Unfortunately, the mass of the ship also approaches infinity, so the
decellerating effect remains finite. However, the mass increase factor is 1
/ sqrt(1-v^2), while the impulse increase factor is sqrt[(1+v)/(1-v)]. If
we divide the impulse factor by the mass factor we get (1+v). So the
impulse per photon increases faster than the mass does - the decelleration
(in ship's frame) provided by the sail increases with speed. The limiting
case, v approaching 1, results in double the 'rest' decelleration. Since
for most other forms of propulsion relativistic effects make decelleration
more difficult at higher speeds, might not a sail be a useful additional
'brake' for the starship? (I wouldn't even suggest it as the only one).

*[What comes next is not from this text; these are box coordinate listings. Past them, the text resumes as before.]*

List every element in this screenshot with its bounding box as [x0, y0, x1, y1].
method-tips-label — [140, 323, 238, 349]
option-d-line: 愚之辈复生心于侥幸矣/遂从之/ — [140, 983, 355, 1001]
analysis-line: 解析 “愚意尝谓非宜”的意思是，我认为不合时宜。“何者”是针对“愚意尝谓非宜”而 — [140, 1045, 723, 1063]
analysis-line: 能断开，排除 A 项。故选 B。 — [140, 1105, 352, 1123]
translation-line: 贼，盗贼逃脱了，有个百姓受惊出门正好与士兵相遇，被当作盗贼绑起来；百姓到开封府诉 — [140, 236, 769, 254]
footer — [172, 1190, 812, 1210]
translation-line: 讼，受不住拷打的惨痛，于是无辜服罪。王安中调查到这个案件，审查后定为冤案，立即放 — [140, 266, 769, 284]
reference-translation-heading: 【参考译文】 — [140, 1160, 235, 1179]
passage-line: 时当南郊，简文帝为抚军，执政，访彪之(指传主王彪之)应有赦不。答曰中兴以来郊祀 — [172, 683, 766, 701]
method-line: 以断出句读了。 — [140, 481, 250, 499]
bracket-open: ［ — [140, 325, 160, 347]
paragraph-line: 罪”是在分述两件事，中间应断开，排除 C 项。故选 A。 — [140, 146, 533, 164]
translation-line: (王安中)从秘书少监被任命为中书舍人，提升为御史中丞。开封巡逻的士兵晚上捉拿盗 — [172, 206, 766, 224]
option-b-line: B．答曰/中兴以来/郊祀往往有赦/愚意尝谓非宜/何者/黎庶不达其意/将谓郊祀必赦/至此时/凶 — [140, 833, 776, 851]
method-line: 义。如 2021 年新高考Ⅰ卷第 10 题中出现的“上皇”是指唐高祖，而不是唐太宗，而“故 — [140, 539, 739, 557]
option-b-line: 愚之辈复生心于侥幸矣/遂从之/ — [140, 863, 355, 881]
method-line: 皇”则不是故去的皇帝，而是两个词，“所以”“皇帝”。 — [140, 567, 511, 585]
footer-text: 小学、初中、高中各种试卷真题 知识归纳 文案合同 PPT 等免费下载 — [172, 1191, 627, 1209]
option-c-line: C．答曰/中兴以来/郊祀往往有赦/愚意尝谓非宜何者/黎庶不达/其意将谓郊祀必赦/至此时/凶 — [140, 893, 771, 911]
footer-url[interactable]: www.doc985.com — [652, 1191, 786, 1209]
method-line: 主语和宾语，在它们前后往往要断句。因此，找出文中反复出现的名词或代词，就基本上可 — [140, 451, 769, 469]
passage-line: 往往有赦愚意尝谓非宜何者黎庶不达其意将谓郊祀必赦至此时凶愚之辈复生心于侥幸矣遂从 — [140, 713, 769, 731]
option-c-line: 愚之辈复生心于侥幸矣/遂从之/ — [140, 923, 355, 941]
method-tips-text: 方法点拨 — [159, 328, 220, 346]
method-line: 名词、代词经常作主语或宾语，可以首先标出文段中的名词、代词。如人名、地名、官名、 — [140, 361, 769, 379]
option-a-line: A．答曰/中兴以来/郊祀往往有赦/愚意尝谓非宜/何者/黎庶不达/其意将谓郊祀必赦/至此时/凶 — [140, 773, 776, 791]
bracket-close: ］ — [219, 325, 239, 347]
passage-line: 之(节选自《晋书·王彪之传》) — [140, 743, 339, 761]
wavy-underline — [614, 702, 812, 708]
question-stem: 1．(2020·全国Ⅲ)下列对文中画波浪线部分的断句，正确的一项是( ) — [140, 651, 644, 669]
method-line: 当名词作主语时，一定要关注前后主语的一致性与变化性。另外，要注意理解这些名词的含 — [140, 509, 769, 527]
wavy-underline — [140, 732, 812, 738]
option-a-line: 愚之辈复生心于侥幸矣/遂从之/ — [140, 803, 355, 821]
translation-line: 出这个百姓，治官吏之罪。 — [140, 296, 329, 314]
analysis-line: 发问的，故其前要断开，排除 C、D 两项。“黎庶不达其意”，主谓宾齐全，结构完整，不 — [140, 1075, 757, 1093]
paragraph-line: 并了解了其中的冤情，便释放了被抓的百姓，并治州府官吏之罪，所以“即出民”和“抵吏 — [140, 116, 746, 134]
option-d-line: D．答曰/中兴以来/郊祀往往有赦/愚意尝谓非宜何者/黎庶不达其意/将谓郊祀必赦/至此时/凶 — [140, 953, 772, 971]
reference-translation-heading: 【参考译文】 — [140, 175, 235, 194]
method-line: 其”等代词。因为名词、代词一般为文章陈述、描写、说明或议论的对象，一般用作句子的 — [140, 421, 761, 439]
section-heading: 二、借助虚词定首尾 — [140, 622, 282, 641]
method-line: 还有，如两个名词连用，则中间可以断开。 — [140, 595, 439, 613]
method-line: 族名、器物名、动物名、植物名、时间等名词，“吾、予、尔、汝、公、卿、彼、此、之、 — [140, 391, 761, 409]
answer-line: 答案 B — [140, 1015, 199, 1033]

The
main disadvantage of this system would be that to reap the benefit of the
sails high velocity performance, the starship would have to still be moving
very fast while near enough to the target star to get a fairly intense
photon flux. Chances are it couldn't slow down in time. Some compromise
would be necessary. Could the ship purposely overshoot the star, so as to
get some big delta-V from the sail while VERY close to the star? As it
passed by, it could furl the sail to avoid getting accelerated away from
the star (I think I like that idea. Has it been considered before? Making
such a long journey even a little longer is an odd idea, but it could be
useful. I'll do some maths on it later).

I need some help on the following point. Does time dilation result in the
high velocity starship intercepting more photons per unit time than an
observer in orbit around the star sees the star emit in the ship's
direction? Does relativity really increase both the impulse gained from
each photon AND the photon flux (in the ship's frame)? I don't know enough
to answer this, and I'm too tired to think about it now. If the aswer to
this is yes, than I think some serious modelling of the sail brake should
be done immediately. Please could someone answer this for me as soon as
poss.

Could people tell me if this mail gets through?